Hattingen.

Betrachter soll angesichts der Zeichnungen und Radierungen von Zygmunt Januszewski zu sich selbst finden.

Was für ein Gesicht: Die Augen ziehen den Betrachter in ihren Bann. Der Mund klebt unten an der Radierung, würde sich wohl gern Gehör verschaffen. Statt Nase, die die Welt erschnuppert, ein Gefängnis aus gekreuzten Gitterstäben: Kaspar Hauser, wie Zygmunt Januszewski ihn sieht.

Wer ins Stadtmuseum will, kommt an dem polnischen Künstler nicht vorbei. Seine beiden Köpfe zur Gedankenübertragung, die das internationale Aphoristikertreffen in Hattingen ankündigen, prangen groß an der Hauswand. Einem fehlt ein Stück, das dem anderen zufliegt. Drinnen geht es noch am heutigen Samstag um eine kleine Gattung, der sich der tiefsinnige Warschauer ebenfalls verschrieben hat. Zeichnerisch.

Doch anders als die kurzen Sprüche, die sich wieder davonmachen aus Blankenstein – von ihrer Nachwirkung in den Köpfen abgesehen – bleiben diese Werke noch länger erhalten. Hat der Künstler doch deutsche Helden aus polnischer Sicht mitgebracht. Nicht einfach so. Die Ausstellung im Industriemuseum mag beendet sein, Hattinger Helden tummeln sich aber noch bis Jahresende im Museum Blankenstein.

Zu ihnen gesellt sich nun nicht nur jener „rätselhafte Findling“ Kaspar Hauser.
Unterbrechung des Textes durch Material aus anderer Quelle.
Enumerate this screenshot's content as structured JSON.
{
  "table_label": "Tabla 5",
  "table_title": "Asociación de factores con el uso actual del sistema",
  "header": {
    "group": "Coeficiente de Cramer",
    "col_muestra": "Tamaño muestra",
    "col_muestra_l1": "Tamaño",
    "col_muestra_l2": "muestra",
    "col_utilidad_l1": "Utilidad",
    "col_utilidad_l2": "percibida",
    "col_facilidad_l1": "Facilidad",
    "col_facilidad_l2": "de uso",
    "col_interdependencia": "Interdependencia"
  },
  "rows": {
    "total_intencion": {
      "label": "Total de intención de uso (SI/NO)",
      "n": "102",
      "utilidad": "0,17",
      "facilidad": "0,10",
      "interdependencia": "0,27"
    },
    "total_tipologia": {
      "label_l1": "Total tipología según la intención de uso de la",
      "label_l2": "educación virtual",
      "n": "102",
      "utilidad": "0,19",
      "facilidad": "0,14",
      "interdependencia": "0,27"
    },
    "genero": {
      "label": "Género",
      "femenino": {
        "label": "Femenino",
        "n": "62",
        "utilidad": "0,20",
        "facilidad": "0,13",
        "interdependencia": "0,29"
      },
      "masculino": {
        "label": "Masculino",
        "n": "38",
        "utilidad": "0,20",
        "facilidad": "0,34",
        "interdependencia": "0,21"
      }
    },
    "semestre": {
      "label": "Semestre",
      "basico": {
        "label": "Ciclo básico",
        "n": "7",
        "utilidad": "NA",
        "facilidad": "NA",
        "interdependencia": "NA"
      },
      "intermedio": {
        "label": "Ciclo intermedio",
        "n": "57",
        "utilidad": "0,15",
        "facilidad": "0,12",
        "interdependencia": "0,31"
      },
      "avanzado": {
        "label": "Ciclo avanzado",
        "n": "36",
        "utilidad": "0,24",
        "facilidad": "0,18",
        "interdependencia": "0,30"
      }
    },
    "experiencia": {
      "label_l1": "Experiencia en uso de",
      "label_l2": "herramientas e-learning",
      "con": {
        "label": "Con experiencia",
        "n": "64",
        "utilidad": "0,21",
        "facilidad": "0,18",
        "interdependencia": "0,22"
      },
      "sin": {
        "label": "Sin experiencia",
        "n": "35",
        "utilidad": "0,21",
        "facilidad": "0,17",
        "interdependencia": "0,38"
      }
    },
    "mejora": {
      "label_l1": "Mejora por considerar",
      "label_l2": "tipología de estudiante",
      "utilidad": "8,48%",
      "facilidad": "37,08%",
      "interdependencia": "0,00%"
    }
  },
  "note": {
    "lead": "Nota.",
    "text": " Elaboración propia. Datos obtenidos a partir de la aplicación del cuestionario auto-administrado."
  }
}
Der 1828 in Nürnberg geistig anscheinend zurückgebliebene Jugendliche erregte international Aufsehen. Bei Wasser und Brot wurde er im dunklen Raum gefangen gehalten. Als Gesellschaft bekommt er von Januszewski beispielsweise Struwwelpeter und den Baron von Münchhausen. „Ein bisschen dem Leben anpassen“ wolle er seine Helden.

Die Zeichnungen und Radierungen von 1991 sind nichts für den Konsum im Sauseschritt, kein Fast Food. Der Betrachter muss sich auf sie und ihre Botschaften einlassen. Zygmunt Januszewski, auch ein Meister des Wortes, wie Museumsleiterin Petra Kamburg bestätigt, nimmt sich des Themas nicht heldenhaft hochtrabend an, sondern hat ein Herz auch für die kleinen, für unfreiwillige Helden. Was Aphorismen sprachlich gegen den Strich bürsten, peilt er auch mit seinen Werken an.

Schon als Kind konnte er „keine leeren Seiten in Büchern“ ertragen. Kritzelte sie voll, füllte sie mit „den schnellsten Raketen der Welt, den stärksten Panzern“. Die Eltern ließen ihn gewähren. „Ich hab’ Glück gehabt“, sagt er. Sie auch mit ihm. Schließlich führte ihn seine Kunst an die Akademie der Schönen Künste in Warschau. Kunst und Kultur sind für ihn ein wichtiges Element, heldenhaft hochzuhalten auch in Zeiten klammer Kassen. Die Bedeutung legt er auch seinen Studenten ans Herz, dass „nicht alles monetär“ sein darf, wenn Geist und Seele nicht bei Wasser und Brot gehalten werden sollen wie dereinst Kaspar Hauser. Der Betrachter soll beim Anblick seiner Werke „zu sich selbst finden“.